Après avoir rompu définitivement avec sa famille dès le mois de décembre 1869, à l’âge de quinze ans et demi, il anime avec un dénommé Louis Férald, une rubrique dans l’Égalité intitulée Éphémérides républicaines et humanitaires avant de fonder la Marotte dont le premier « accès » sort le 15 avril 1871. Nous pouvons suivre localement les « exploits » et les déboires de Taxil à travers ses périodiques, brochures, tracts et romans mais aussi ses procès, ses duels et son exil à Genève en 1876 jusqu’au 10 décembre de la même année, jour de parution du numéro 22 et acte de décès du Frondeur.

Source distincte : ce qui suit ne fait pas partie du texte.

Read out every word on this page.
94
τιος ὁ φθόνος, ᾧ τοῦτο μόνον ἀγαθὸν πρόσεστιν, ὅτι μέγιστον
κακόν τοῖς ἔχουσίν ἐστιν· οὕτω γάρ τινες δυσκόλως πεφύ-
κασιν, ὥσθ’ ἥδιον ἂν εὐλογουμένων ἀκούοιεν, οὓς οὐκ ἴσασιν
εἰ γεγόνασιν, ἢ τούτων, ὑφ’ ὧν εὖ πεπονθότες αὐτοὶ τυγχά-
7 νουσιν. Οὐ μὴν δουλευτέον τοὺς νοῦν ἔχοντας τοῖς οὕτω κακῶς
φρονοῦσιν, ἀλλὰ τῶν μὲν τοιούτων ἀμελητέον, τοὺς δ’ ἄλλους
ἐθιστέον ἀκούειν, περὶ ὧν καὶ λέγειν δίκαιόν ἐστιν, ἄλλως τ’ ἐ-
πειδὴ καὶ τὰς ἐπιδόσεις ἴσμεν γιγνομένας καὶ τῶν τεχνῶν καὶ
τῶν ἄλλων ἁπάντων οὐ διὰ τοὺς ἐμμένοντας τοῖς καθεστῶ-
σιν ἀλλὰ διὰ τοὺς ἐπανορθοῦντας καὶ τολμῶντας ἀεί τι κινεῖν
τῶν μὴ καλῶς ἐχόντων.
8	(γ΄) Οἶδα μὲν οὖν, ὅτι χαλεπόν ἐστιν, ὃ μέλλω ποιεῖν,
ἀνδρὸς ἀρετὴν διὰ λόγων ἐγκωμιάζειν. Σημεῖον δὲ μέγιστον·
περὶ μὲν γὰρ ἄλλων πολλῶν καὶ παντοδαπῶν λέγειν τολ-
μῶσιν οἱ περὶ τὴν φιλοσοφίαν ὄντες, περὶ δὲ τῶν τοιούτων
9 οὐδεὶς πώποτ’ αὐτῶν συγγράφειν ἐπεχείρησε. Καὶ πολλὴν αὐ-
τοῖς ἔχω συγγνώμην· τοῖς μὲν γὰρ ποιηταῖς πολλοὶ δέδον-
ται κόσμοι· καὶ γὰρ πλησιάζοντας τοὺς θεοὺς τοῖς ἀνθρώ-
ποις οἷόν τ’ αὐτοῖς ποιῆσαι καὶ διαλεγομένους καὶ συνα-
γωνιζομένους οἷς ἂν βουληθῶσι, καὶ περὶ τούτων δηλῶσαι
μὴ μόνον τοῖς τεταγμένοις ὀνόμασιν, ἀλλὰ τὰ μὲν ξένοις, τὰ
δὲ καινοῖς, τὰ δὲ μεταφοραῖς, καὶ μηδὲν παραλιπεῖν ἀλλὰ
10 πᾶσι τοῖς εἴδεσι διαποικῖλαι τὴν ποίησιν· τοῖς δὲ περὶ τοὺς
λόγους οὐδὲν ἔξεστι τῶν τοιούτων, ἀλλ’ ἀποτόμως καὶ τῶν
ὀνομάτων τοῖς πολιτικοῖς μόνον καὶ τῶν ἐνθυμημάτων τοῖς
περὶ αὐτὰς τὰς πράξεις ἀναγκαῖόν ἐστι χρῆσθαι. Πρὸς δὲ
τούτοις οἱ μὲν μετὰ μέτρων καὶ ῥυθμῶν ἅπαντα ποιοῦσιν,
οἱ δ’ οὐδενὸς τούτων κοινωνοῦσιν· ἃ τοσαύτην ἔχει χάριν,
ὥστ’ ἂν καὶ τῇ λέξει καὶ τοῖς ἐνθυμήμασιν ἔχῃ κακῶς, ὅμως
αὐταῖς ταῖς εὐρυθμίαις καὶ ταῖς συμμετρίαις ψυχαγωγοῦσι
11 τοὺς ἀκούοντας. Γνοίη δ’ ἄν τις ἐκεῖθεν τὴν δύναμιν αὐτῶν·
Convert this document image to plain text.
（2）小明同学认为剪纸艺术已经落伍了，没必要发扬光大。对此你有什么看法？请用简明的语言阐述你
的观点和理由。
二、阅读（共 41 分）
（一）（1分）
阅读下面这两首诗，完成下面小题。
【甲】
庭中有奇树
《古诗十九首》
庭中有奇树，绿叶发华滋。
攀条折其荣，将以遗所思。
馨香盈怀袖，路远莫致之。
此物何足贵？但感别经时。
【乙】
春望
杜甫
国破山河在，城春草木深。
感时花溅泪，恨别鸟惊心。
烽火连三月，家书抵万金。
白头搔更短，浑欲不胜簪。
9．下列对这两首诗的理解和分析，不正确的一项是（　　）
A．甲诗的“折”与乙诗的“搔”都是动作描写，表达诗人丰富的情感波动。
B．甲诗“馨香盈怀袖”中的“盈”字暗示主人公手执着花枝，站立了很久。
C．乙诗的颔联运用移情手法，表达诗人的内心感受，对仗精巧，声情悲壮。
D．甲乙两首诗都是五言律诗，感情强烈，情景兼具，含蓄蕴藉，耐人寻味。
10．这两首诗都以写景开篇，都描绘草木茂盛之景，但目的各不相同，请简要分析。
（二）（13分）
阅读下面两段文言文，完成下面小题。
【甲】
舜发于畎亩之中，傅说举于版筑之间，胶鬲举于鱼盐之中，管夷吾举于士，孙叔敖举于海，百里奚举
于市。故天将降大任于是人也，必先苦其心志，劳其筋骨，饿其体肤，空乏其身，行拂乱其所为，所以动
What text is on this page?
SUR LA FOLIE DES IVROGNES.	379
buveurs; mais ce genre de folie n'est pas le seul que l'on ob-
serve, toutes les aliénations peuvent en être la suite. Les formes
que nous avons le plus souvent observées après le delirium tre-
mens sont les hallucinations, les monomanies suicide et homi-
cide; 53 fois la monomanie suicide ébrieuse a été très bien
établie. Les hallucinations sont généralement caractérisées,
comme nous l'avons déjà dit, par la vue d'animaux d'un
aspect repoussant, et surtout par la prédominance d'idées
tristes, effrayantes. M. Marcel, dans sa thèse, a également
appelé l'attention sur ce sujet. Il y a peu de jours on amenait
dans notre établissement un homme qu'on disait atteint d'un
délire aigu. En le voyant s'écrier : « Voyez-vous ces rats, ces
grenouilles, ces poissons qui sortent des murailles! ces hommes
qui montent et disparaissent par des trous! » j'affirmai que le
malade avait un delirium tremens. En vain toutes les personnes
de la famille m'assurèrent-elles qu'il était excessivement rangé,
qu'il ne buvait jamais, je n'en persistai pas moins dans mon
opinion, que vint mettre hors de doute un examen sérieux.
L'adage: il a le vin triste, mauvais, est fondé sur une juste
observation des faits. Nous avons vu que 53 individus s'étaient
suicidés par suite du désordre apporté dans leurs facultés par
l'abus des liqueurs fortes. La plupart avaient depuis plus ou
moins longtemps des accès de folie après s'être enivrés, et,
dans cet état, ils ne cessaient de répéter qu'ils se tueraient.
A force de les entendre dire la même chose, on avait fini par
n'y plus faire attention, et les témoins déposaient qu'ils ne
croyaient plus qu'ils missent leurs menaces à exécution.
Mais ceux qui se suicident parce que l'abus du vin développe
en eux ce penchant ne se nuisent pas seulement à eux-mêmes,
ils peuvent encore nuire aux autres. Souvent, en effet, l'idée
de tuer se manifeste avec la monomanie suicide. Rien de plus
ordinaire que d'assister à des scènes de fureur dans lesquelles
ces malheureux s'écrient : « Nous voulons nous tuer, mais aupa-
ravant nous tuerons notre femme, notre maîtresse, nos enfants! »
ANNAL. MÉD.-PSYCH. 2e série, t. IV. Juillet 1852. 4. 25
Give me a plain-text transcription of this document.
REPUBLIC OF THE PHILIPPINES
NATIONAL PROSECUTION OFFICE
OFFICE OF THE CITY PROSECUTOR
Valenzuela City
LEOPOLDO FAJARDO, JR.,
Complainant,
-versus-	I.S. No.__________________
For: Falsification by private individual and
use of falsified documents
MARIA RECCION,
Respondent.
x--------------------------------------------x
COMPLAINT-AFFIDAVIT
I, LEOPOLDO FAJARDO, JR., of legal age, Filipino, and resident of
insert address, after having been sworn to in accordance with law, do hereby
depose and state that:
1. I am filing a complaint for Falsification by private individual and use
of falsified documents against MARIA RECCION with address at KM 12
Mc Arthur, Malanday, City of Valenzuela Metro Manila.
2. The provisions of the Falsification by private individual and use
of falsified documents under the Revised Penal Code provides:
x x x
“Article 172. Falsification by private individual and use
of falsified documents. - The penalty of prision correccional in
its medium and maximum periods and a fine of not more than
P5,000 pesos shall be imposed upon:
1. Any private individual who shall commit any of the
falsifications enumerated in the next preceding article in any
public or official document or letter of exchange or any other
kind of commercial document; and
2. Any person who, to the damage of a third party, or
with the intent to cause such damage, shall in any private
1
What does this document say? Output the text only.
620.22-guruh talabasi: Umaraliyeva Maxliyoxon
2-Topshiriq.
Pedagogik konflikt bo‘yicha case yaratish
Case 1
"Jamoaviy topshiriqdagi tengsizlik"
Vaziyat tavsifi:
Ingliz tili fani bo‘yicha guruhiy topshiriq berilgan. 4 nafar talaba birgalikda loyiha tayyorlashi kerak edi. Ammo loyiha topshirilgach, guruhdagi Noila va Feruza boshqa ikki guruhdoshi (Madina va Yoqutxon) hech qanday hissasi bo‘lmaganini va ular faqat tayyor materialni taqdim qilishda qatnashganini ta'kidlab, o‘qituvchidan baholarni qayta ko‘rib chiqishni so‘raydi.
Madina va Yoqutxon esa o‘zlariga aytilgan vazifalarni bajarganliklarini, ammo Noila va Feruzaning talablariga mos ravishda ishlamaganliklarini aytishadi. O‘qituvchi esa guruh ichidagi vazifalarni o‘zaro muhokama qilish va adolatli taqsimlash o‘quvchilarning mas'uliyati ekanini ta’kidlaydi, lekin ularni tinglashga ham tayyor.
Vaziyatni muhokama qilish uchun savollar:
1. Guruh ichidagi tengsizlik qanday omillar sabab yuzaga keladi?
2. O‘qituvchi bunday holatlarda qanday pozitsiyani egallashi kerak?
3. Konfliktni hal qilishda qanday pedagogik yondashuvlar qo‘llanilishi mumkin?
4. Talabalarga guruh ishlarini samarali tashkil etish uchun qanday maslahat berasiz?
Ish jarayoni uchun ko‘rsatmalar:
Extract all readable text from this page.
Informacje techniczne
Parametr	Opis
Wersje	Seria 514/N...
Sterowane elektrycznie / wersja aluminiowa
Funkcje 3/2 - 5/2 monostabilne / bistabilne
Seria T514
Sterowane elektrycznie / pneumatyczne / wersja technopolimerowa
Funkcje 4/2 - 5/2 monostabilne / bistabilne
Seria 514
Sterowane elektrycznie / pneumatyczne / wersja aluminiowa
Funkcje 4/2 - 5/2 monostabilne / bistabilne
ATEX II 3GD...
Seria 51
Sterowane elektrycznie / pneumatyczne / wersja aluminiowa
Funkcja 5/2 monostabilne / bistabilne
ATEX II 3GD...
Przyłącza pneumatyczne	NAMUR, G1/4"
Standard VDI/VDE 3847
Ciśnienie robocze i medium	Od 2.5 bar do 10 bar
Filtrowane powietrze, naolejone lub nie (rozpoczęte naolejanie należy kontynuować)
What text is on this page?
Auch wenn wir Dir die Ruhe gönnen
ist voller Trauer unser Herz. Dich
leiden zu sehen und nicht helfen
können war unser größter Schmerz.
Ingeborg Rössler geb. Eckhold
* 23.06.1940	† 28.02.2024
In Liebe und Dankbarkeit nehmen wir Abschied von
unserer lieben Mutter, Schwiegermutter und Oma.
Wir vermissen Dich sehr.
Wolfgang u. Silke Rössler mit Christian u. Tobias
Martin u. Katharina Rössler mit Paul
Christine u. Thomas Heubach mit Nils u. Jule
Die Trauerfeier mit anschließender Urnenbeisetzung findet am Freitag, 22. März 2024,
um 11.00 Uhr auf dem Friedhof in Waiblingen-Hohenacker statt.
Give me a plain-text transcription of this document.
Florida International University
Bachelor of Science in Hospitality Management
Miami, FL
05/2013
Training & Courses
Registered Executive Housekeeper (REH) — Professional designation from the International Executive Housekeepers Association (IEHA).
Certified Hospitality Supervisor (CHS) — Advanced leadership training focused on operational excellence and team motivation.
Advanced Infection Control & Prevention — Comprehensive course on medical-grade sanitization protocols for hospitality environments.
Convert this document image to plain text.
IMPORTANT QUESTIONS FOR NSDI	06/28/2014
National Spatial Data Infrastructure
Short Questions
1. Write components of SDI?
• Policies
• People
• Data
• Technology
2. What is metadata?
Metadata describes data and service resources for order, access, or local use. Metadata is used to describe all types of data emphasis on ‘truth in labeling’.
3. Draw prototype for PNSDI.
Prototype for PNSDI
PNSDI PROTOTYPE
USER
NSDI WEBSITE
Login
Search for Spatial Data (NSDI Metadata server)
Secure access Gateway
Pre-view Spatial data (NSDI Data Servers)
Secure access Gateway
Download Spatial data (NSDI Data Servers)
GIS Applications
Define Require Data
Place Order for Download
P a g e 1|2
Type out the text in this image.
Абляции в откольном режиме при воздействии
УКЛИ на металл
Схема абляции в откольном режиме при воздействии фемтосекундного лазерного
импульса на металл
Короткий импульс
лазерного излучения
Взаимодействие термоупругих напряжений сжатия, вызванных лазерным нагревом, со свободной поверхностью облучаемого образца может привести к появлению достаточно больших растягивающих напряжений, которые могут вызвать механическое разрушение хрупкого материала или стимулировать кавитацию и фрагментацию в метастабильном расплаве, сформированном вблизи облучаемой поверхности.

Le parcours de Taxil, précisément parce qu’il s’agit d’un personnage ambivalent qui côtoie les grands courants de pensée de son époque et qui se range tour à tour, sans scrupules et apparemment sans état d’âme, dans les deux camps profondément antagonistes de la période, les républicains modérés ou avancés d’une part et les conservateurs légitimistes, orléanistes ou bonapartistes d’autre part, ne peut manquer de nous éclairer sur les enjeux et les peurs qui se nouent depuis sa naissance, au lendemain de l’avènement du Second Empire, jusqu’à sa mort, en 1907, au lendemain de la loi dite de séparation de l’Église et de l’État. La conversion et la mystification dont il s’est rendu coupable ainsi que sa conférence de 1897 ont fait couler beaucoup d’encre, focalisant l’attention de ses contemporains, puis des chercheurs, sur un événement cocasse et cependant tout à fait significatif des données du combat impitoyable que se livrent Église et République en cette toute fin de siècle. Eugen Weber, dans son Satan franc-maçon, paru en 1964, a décortiqué l’aspect diabolique et mystique de l’« affaire », le Palladisme et Diana Vaughan[1]. Il fut suivi par Michel Berchmans, en 1973, qui reprît le titre original du docteur Bataille, Le Diable au XIXème siècle, en y ajoutant le qualificatif de « Mystification transcendante »[2].

 

Pourtant, même si ces derniers évoquent son parcours atypique pour tenter d’expliquer son formidable canular, ils ne plongent guère dans la réalité du personnage, au cœur de sa jeunesse marseillaise sous le Second Empire, de la mouvance radicale dans laquelle il baigne lors de la Commune, de ses journaux satiriques locaux sous la République monarchiste et de sa librairie anticléricale parisienne dans les années 1880-1885, sous régime opportuniste. Or, au-delà de la mystification tant relatée et commentée, qu’en a-t-il été de la vie même de Taxil, de ses premiers combats exaltés, feints ou réels, à son anticléricalisme militant et lucratif préfigurant son invraisemblable conversion et ses révélations sur la « franc-maçonnerie luciférienne » auxquelles une partie non négligeable du clergé s’est ralliée ? En quoi ce polémiste marseillais est-il révélateur des problèmes de son temps, complètement investi dans les luttes féroces que se livrent laïques républicains et catholiques conservateurs ? D’ailleurs, Taxil peut-il être considéré comme une figure d’insoumis, de rebelle, de personnage à contre-courant ? En quoi son engagement dans le journalisme marseillais illustre-t-il le rôle des jeunes générations en politique et quel a été son rôle dans l’affirmation d’une presse fondée sur « le rire comme force capable de bousculer l’ordre établi » en ayant recours au canular et à la parodie ? Au-delà, comment aborder en tant qu’historien la biographie d’un homme qui aura pratiqué, tout au long de sa vie, la duperie, la supercherie et la mystification ?



[1] WEBER Eugen, Satan-Franc Maçon, Julliard, Paris, 1964.

[2] BERCHMANS Michel, Le Diable au XIXème siècle, Gérard Verviers, Paris, 1973.